In our study, demographic and clinical data showed statistically significant differences in both cohorts, which were likely to give the intervened cohort a higher risk for IC. But, when comparing risk factors for IC in the populations that develop the infection, there were no differences between both groups, only a trend towards less use of carbapenems an third-generation cephalosporin antibiotics, highlighting antifungal prophylaxis as the main cause of IC decrease.

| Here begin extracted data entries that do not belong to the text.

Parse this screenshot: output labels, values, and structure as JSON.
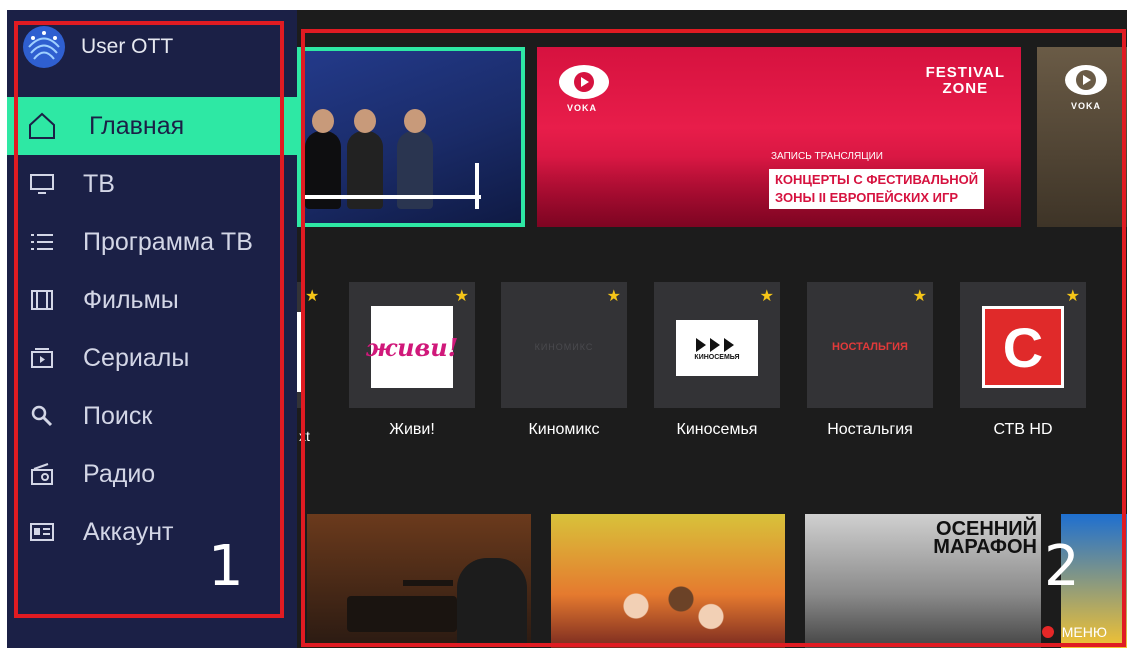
{
  "user": {
    "name": "User OTT",
    "avatar_icon": "fingerprint-globe-logo"
  },
  "nav": [
    {
      "label": "Главная",
      "icon": "home-icon",
      "active": true
    },
    {
      "label": "ТВ",
      "icon": "tv-icon"
    },
    {
      "label": "Программа ТВ",
      "icon": "list-icon"
    },
    {
      "label": "Фильмы",
      "icon": "film-icon"
    },
    {
      "label": "Сериалы",
      "icon": "series-icon"
    },
    {
      "label": "Поиск",
      "icon": "search-icon"
    },
    {
      "label": "Радио",
      "icon": "radio-icon"
    },
    {
      "label": "Аккаунт",
      "icon": "account-card-icon"
    }
  ],
  "hero": {
    "fest": {
      "brand": "VOKA",
      "logo_line1": "FESTIVAL",
      "logo_line2": "ZONE",
      "subtitle": "ЗАПИСЬ ТРАНСЛЯЦИИ",
      "title_line1": "КОНЦЕРТЫ С ФЕСТИВАЛЬНОЙ",
      "title_line2": "ЗОНЫ II ЕВРОПЕЙСКИХ ИГР"
    },
    "doc": {
      "brand": "VOKA"
    }
  },
  "channels": {
    "partial_name": "xt",
    "items": [
      {
        "name": "Живи!",
        "logo_text": "живи!",
        "favorite": true
      },
      {
        "name": "Киномикс",
        "logo_text": "КИНОМИКС",
        "favorite": true
      },
      {
        "name": "Киносемья",
        "logo_text": "КИНОСЕМЬЯ",
        "favorite": true
      },
      {
        "name": "Ностальгия",
        "logo_text": "НОСТАЛЬГИЯ",
        "favorite": true
      },
      {
        "name": "СТВ HD",
        "logo_text": "C",
        "favorite": true
      }
    ]
  },
  "films": [
    {
      "title": ""
    },
    {
      "title": ""
    },
    {
      "title_line1": "ОСЕННИЙ",
      "title_line2": "МАРАФОН"
    },
    {
      "title": ""
    }
  ],
  "menu": {
    "label": "МЕНЮ"
  },
  "annotations": {
    "region1": "1",
    "region2": "2",
    "color": "#e01b22"
  },
  "colors": {
    "accent": "#2ee8a4",
    "sidebar_bg": "#1b2046",
    "content_bg": "#1c1c1c",
    "star": "#f5c518"
  }
}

Antifungal drugs are potentially hepatotoxic, a concern raised regarding the use of fluconazole prophylaxis. In our study, there was no significant increase in liver enzymes during the first 4 weeks, as described by Benjamin et al. [6], confirming the safety of the drug. AST, ALT, and GGT were raised towards weeks 5 and 6, but only high-risk patients continued the protocol for six weeks. These patients have several factors that could be influencing the increase in transaminases, not only the use of fluconazole for example a chronic use of parenteral nutrition and infections. Considering it was not possible to obtain liver enzyme data of the pre-intervention cohort, no comparison could be done, so the authors cannot make any conclusion about this topic. The augmentation of resistant species is another important factor in the risk-benefit evaluation of fluconazole prophylaxis. In our study, no resistant species developed with a 2-year prophylaxis protocol. Luparia et al. [19] analyzed fungal ecology in a NICU for 16 years and concluded that fluconazole prophylaxis is effective in reducing IC without causing resistant Candida spp emergence.

We did not exclude patients that were transferred from another hospital, despite starting fluconazole prophylaxis later. Of the 2 patients in the protocol cohort that had IC, 1 of them was transferred from another hospital, hence, he could have already been colonized on admission and a late start of prophylaxis was not effective. He lost the window of opportunity to start the prophylaxis during the first 72 hours, increasing his risk of colonization with Candida spp. Previous studies excluded patients recruited after 72 hours [4, 7], missing the chance to analyze this group.

Invasive candidiasis prevention with fluconazole was effective, in 2 years our unit’s incidence became lower than the cutoff set by the “Latin American Mycosis Network” to start prophylaxis [11]. There is no algorithm defined to stop universal prophylaxis in this scenario and to determine which high-risk patients should continue receiving fluconazole. Beyond the scientific contribution, this study is an approach to improving the prevention of IC diseases. Future research will allow us to evaluate mortality associated with invasive candidiasis. Being also a non-randomized single-centered study with a small number of participants could affect the results. Despite the low number of patients in our study, the effect of prophylaxis could be observed, probably due to the 7.8% incidence of IC in the unit. The lack of liver enzyme data in the pre-intervention cohort, is another limitation of our study.

We showed that fluconazole is an effective and safe prophylaxis for invasive candidiasis in VLBWI, in a NICU with a high incidence. This study has also indicated that when working in a network it is essential to follow up on the same guidelines and policies, to be able to eventually eradicate IC.